Still today, mention of the Romance of the Rhine conjures up a picture of the mighty state rock between Kaub and St. Goarhausen called the Loreley. Downstream the river was squeezed into its narrowest and deepest point; even in the 19th century, reefs and rapids made it extremely dangerous for ships and rafts to pass this point, so a tree bells warning told the crew it was time to pray. Moreover the rock was already famous in the early Middle Ages for its good echo, thought to be ghostly voices.

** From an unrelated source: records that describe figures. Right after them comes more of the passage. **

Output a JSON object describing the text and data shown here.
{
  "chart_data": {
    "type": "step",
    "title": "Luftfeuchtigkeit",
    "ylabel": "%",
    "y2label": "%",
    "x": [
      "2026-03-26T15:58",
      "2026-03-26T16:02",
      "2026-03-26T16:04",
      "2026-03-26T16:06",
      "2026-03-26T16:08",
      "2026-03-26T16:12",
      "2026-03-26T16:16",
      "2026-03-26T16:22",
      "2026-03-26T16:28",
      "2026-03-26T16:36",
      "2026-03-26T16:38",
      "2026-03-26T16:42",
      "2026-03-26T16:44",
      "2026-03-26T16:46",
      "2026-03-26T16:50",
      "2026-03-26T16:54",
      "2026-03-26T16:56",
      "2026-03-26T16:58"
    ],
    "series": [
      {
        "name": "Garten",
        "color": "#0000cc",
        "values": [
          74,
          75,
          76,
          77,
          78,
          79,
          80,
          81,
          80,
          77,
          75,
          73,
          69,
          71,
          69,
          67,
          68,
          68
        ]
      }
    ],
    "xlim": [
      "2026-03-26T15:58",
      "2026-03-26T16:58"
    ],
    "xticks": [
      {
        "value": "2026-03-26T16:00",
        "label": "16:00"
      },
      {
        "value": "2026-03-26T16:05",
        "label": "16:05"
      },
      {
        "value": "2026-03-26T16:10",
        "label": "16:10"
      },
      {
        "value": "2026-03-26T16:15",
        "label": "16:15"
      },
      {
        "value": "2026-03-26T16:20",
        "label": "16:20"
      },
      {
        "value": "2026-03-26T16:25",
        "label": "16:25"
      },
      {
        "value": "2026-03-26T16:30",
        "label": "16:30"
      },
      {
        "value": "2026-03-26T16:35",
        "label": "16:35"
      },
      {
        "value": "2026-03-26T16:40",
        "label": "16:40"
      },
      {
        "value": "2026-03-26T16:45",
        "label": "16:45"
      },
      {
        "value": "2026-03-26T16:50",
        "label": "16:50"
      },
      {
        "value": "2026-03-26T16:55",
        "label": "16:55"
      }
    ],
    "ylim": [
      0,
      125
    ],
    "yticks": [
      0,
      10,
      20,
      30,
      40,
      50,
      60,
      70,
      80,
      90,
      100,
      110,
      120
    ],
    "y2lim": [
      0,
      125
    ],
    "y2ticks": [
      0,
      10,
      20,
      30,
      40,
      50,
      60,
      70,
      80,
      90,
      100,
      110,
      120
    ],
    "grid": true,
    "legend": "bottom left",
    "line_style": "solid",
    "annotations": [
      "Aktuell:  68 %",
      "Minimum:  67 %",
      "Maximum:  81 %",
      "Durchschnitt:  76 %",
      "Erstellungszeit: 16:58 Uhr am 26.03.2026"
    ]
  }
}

No wonder a multitude of legend was woven around the rock, the most famous of which is that of siren called Loreley, who bewitches the hearts of sailors with her unearthly beauty and her enchanting voice. The sailors look up at the rock to catch sight of the charming maiden, forgetting for just a moment the dangerous rapids and reefs. Their boat is dashed to pieces and they sank beneath the waves for ever.
This is what happened also to the young Erbgraf (heir to the Count's title) von Rheinphalz, who is lured to his doom in this way. His father orders that the witch on the rock be caught or killed. When soldiers bar the way back into her cave, she calls on her father, the Rhine, to help her.
Huge, foaming waves rise up out of the waters and carry the maiden away. Since then she has never been seen again. But sometimes, when the moon is shining bright, a mysterious singing is to be heard, described by Romanticist poets. Heinrich Heine's Song of Loreley, set to music by Slicher, made the Loreley Rock famous all over the world.